At Tuesday’s hearing, Argus Health Systems outlined what one lower-cost alternative for the FEHBP might look like. Argus is a pharmacy benefits administrator, or PBA, that offers health plan sponsors increased transparency when compared to large PBMs.
“Our customers receive unaltered claims data as submitted by the pharmacy,” said Jonathan Boehm, President and CEO. “This fully auditable access to data enables Argus’ customers to comprehensively manage their business for the benefit of their members. Consistently, our customers have told us that, when they transition to the Argus model from a traditional PBM business model they receive a reduction in prescription drug expense of between 8% to 10% on Day 1.”
Despite PBM scare tactics, it is important to keep in mind what the bill will accomplish for the FEHBP.
1.) Provides a level of transparency that greatly reduces the incentive for PBMs to engage in actions detrimental to health plans, patients, and taxpayers.
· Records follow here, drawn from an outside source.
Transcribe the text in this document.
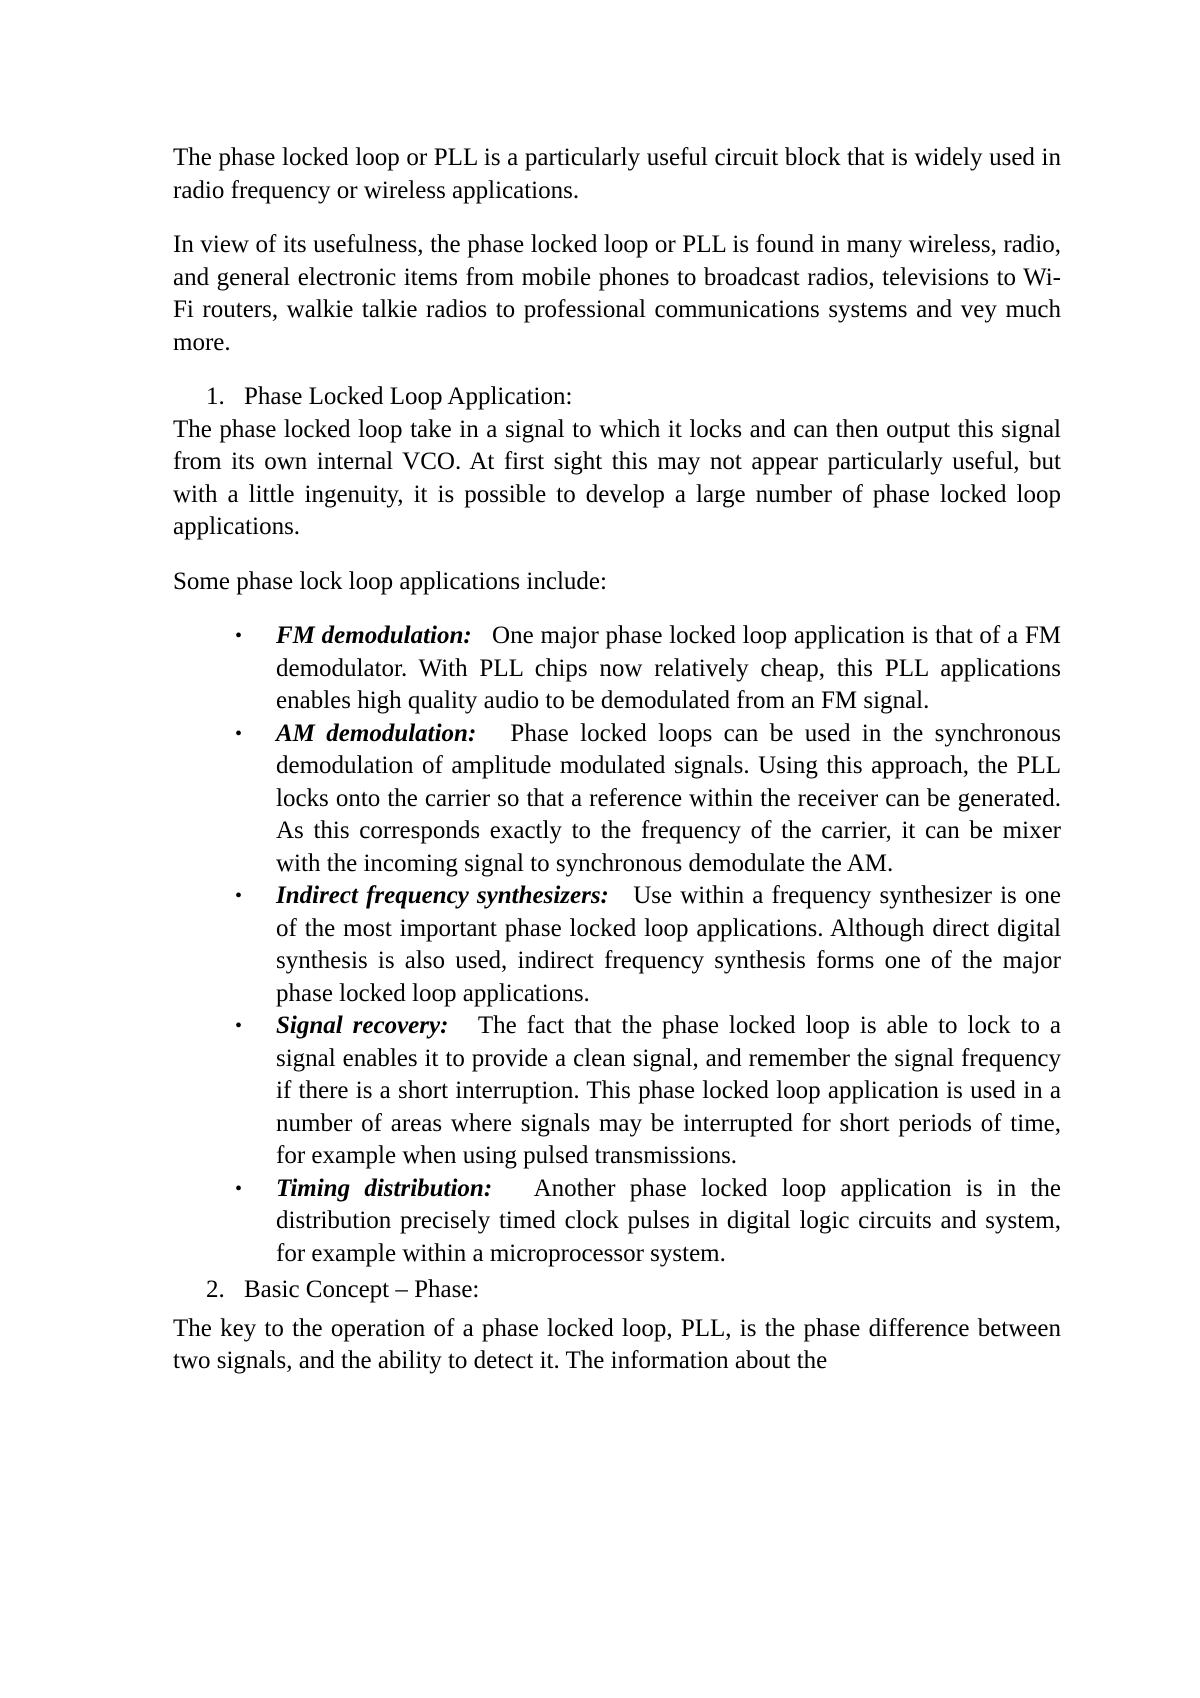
The phase locked loop or PLL is a particularly useful circuit block that is widely used in radio frequency or wireless applications.

In view of its usefulness, the phase locked loop or PLL is found in many wireless, radio, and general electronic items from mobile phones to broadcast radios, televisions to Wi-Fi routers, walkie talkie radios to professional communications systems and vey much more.

1. Phase Locked Loop Application:

The phase locked loop take in a signal to which it locks and can then output this signal from its own internal VCO. At first sight this may not appear particularly useful, but with a little ingenuity, it is possible to develop a large number of phase locked loop applications.

Some phase lock loop applications include:

• FM demodulation: One major phase locked loop application is that of a FM demodulator. With PLL chips now relatively cheap, this PLL applications enables high quality audio to be demodulated from an FM signal.
• AM demodulation: Phase locked loops can be used in the synchronous demodulation of amplitude modulated signals. Using this approach, the PLL locks onto the carrier so that a reference within the receiver can be generated. As this corresponds exactly to the frequency of the carrier, it can be mixer with the incoming signal to synchronous demodulate the AM.
• Indirect frequency synthesizers: Use within a frequency synthesizer is one of the most important phase locked loop applications. Although direct digital synthesis is also used, indirect frequency synthesis forms one of the major phase locked loop applications.
• Signal recovery: The fact that the phase locked loop is able to lock to a signal enables it to provide a clean signal, and remember the signal frequency if there is a short interruption. This phase locked loop application is used in a number of areas where signals may be interrupted for short periods of time, for example when using pulsed transmissions.
• Timing distribution: Another phase locked loop application is in the distribution precisely timed clock pulses in digital logic circuits and system, for example within a microprocessor system.
2. Basic Concept – Phase:

The key to the operation of a phase locked loop, PLL, is the phase difference between two signals, and the ability to detect it. The information about the
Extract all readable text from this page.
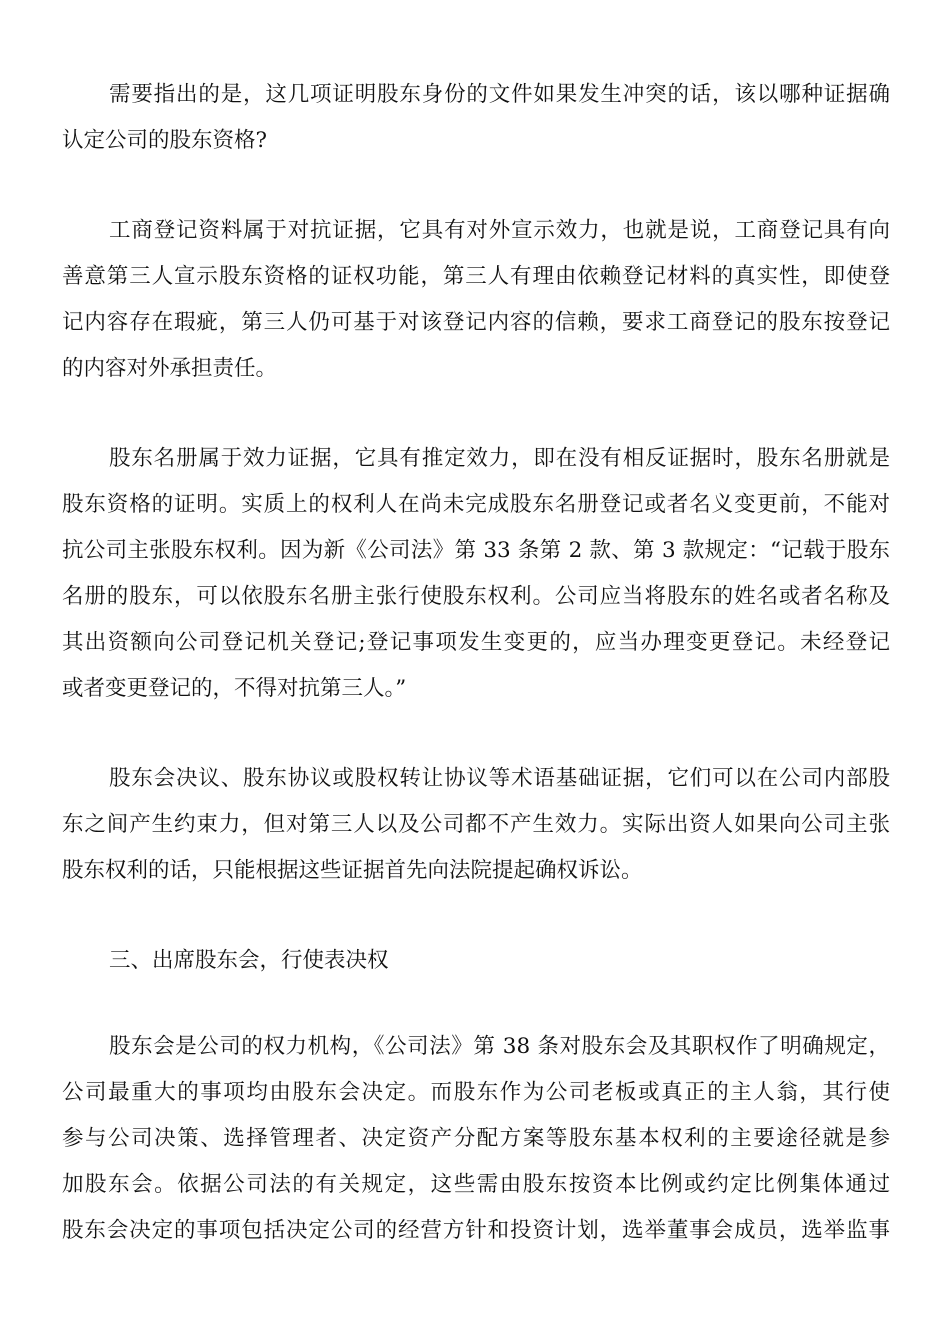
需要指出的是，这几项证明股东身份的文件如果发生冲突的话，该以哪种证据确
认定公司的股东资格?
工商登记资料属于对抗证据，它具有对外宣示效力，也就是说，工商登记具有向
善意第三人宣示股东资格的证权功能，第三人有理由依赖登记材料的真实性，即使登
记内容存在瑕疵，第三人仍可基于对该登记内容的信赖，要求工商登记的股东按登记
的内容对外承担责任。
股东名册属于效力证据，它具有推定效力，即在没有相反证据时，股东名册就是
股东资格的证明。实质上的权利人在尚未完成股东名册登记或者名义变更前，不能对
抗公司主张股东权利。因为新《公司法》第 33 条第 2 款、第 3 款规定：“记载于股东
名册的股东，可以依股东名册主张行使股东权利。公司应当将股东的姓名或者名称及
其出资额向公司登记机关登记;登记事项发生变更的，应当办理变更登记。未经登记
或者变更登记的，不得对抗第三人。”
股东会决议、股东协议或股权转让协议等术语基础证据，它们可以在公司内部股
东之间产生约束力，但对第三人以及公司都不产生效力。实际出资人如果向公司主张
股东权利的话，只能根据这些证据首先向法院提起确权诉讼。
三、出席股东会，行使表决权
股东会是公司的权力机构，《公司法》第 38 条对股东会及其职权作了明确规定，
公司最重大的事项均由股东会决定。而股东作为公司老板或真正的主人翁，其行使
参与公司决策、选择管理者、决定资产分配方案等股东基本权利的主要途径就是参
加股东会。依据公司法的有关规定，这些需由股东按资本比例或约定比例集体通过
股东会决定的事项包括决定公司的经营方针和投资计划，选举董事会成员，选举监事
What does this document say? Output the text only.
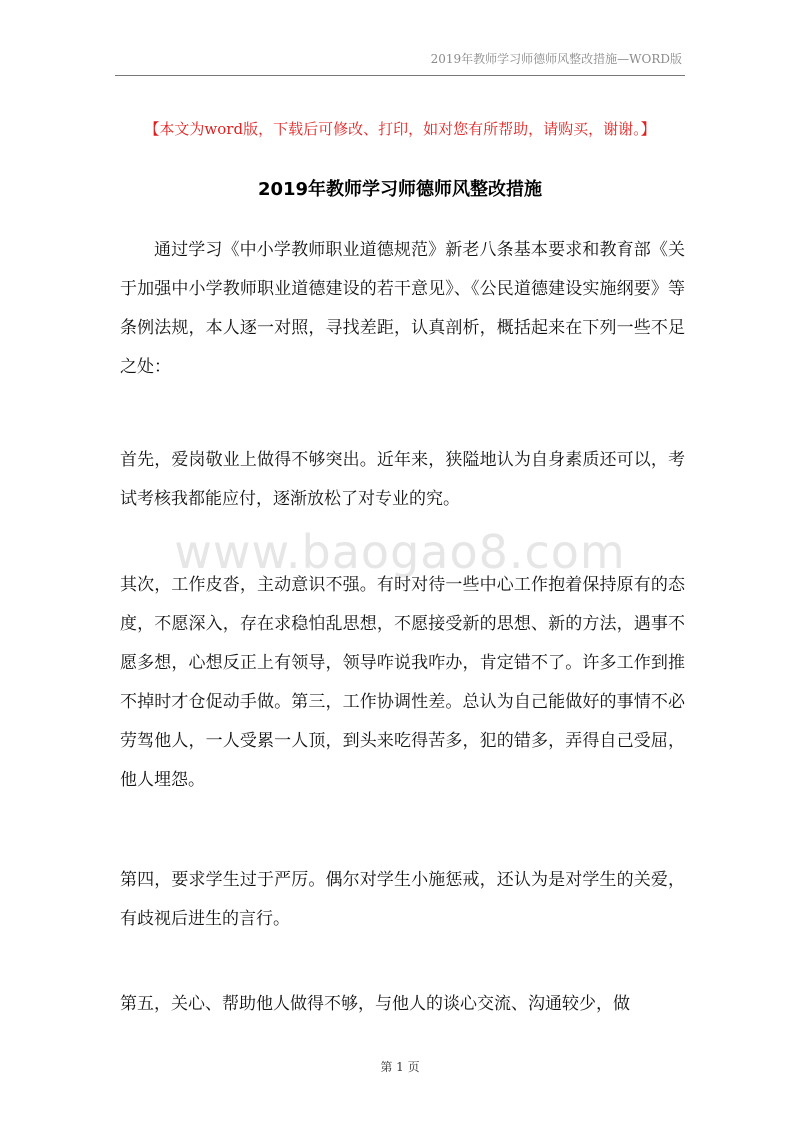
2019年教师学习师德师风整改措施—WORD版
【本文为word版，下载后可修改、打印，如对您有所帮助，请购买，谢谢。】
2019年教师学习师德师风整改措施

通过学习《中小学教师职业道德规范》新老八条基本要求和教育部《关于加强中小学教师职业道德建设的若干意见》、《公民道德建设实施纲要》等条例法规，本人逐一对照，寻找差距，认真剖析，概括起来在下列一些不足之处：

首先，爱岗敬业上做得不够突出。近年来，狭隘地认为自身素质还可以，考试考核我都能应付，逐渐放松了对专业的究。

www.baogao8.com

其次，工作皮沓，主动意识不强。有时对待一些中心工作抱着保持原有的态度，不愿深入，存在求稳怕乱思想，不愿接受新的思想、新的方法，遇事不愿多想，心想反正上有领导，领导咋说我咋办，肯定错不了。许多工作到推不掉时才仓促动手做。第三，工作协调性差。总认为自己能做好的事情不必劳驾他人，一人受累一人顶，到头来吃得苦多，犯的错多，弄得自己受屈，他人埋怨。

第四，要求学生过于严厉。偶尔对学生小施惩戒，还认为是对学生的关爱，有歧视后进生的言行。

第五，关心、帮助他人做得不够，与他人的谈心交流、沟通较少，做

第 1 页
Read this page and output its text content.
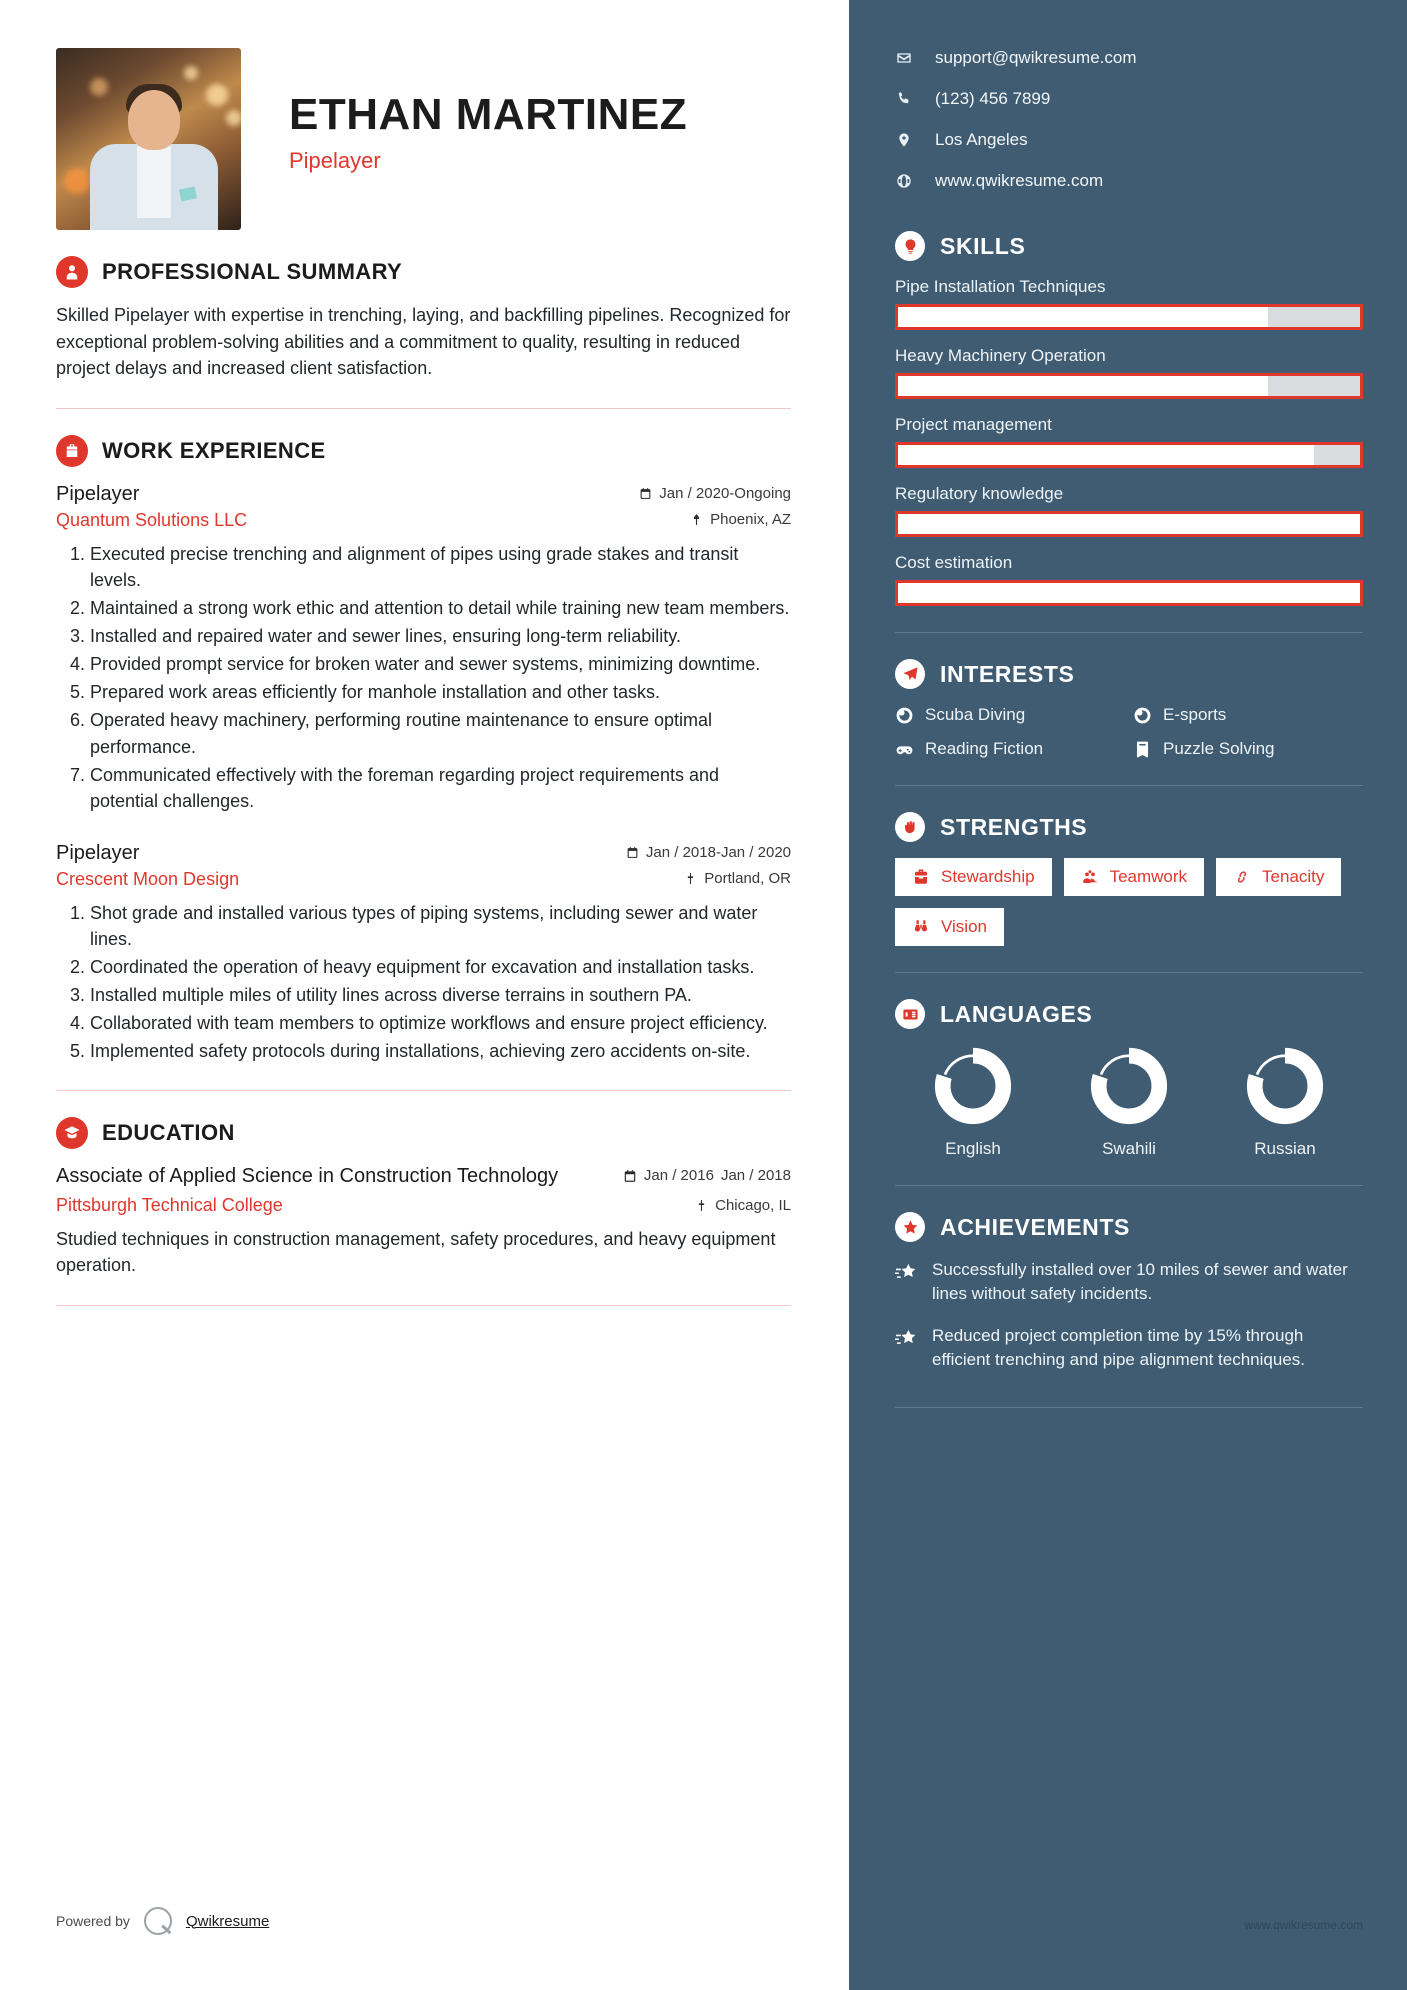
ETHAN MARTINEZ
Pipelayer
PROFESSIONAL SUMMARY

Skilled Pipelayer with expertise in trenching, laying, and backfilling pipelines. Recognized for exceptional problem-solving abilities and a commitment to quality, resulting in reduced project delays and increased client satisfaction.

WORK EXPERIENCE
Pipelayer	Jan / 2020-Ongoing
Quantum Solutions LLC	Phoenix, AZ
1. Executed precise trenching and alignment of pipes using grade stakes and transit levels.
2. Maintained a strong work ethic and attention to detail while training new team members.
3. Installed and repaired water and sewer lines, ensuring long-term reliability.
4. Provided prompt service for broken water and sewer systems, minimizing downtime.
5. Prepared work areas efficiently for manhole installation and other tasks.
6. Operated heavy machinery, performing routine maintenance to ensure optimal performance.
7. Communicated effectively with the foreman regarding project requirements and potential challenges.
Pipelayer	Jan / 2018-Jan / 2020
Crescent Moon Design	Portland, OR
1. Shot grade and installed various types of piping systems, including sewer and water lines.
2. Coordinated the operation of heavy equipment for excavation and installation tasks.
3. Installed multiple miles of utility lines across diverse terrains in southern PA.
4. Collaborated with team members to optimize workflows and ensure project efficiency.
5. Implemented safety protocols during installations, achieving zero accidents on-site.
EDUCATION
Associate of Applied Science in Construction Technology	Jan / 2016 Jan / 2018
Pittsburgh Technical College	Chicago, IL

Studied techniques in construction management, safety procedures, and heavy equipment operation.

Powered by	Qwikresume
support@qwikresume.com
(123) 456 7899
Los Angeles
www.qwikresume.com
SKILLS
Pipe Installation Techniques
Heavy Machinery Operation
Project management
Regulatory knowledge
Cost estimation
INTERESTS
Scuba Diving	E-sports
Reading Fiction	Puzzle Solving
STRENGTHS
Stewardship	Teamwork	Tenacity
Vision
LANGUAGES
English	Swahili	Russian
ACHIEVEMENTS
Successfully installed over 10 miles of sewer and water lines without safety incidents.
Reduced project completion time by 15% through efficient trenching and pipe alignment techniques.
www.qwikresume.com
2.) Mandates that the PBM provide the health plan with all information regarding payments between pharmaceutical manufacturers and the PBM while preserving the confidentiality of the information. Given the greater scrutiny regarding payments between pharmaceutical manufacturers and physicians, this bill ensures that the OPM has knowledge of all financial incentives that may influence PBM decisions regarding which drugs are made available under the health plan.
3.) Prevents the PBM from lobbying physicians to switch patients onto more expensive brand name medications.
4.) Provides FEHBP patients an explanation of benefits for all drugs purchased, so that the patient has full knowledge of the financial cost of the drug to the health plan, and to themselves. Such transparency is a minimal requirement in order for patients to play a greater role in making informed decisions to lower their prescription drug costs.
5.) Requires the level of transparency necessary for the OPM and the Office of Inspector General to determine if the FEHBP membership is getting the best ‘deal’ for its money.